For the solo-dev / small-team / "I just want my phone to buzz when X happens" case, none of these apply. Telegram wins.
## Some practical tricks
**Markdown formatting**. Use `parse_mode=Markdown` to get bold (`*text*`), italic (`_text_`), inline code (`` `text` ``), and code blocks (triple backticks). It makes alerts much easier to scan.
**Don't include sensitive secrets**. Treat the bot like a webhook with no auth: anyone who has the token can read every message you've ever sent through it. Don't include API keys, customer data, or session tokens in alerts.

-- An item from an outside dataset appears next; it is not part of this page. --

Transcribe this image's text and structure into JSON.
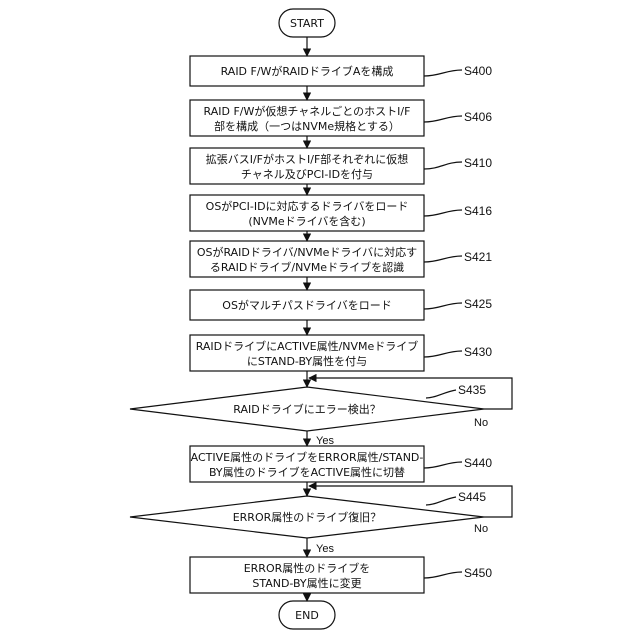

**Rate-limit your own alerts**. If your service catches an exception in a loop, you don't want it to spam Telegram 10 times/sec. Add a deduplication window:
```python
import time
_last_alert: dict[str, float] = {}
def send_alert_once(key: str, message: str, cooldown: int = 600) -> bool:
"""Send an alert at most once per `cooldown` seconds per `key`."""
now = time.time()
if key in _last_alert and now - _last_alert[key] < cooldown:
return False
_last_alert[key] = now
return send_alert(message)
```
Now you can call `send_alert_once("disk_full", "...")` from a hot path without flooding.
## A note on cost
The Telegram Bot API is free. Forever. No "freemium" rug-pull, no surprise tiers, no token costs after $X. The bot has worked the same way since 2015 and has not become a product they're trying to monetize. It's the closest thing in 2026 to "infrastructure that just works for free, indefinitely."
## Further reading
- Official Telegram Bot API reference — https://core.telegram.org/bots/api
- `@BotFather` documentation — https://core.telegram.org/bots/features#botfather
- Limits on message rate — https://core.telegram.org/bots/faq#my-bot-is-hitting-limits-how-do-i-avoid-this
## The summary
You don't need PagerDuty for a side project. You need a Telegram bot, a 10-line helper, and two env vars. Your phone will buzz within 2 seconds when something breaks, and you'll have spent €0 to set it up. I've used this pattern for every service I've shipped in the last three years.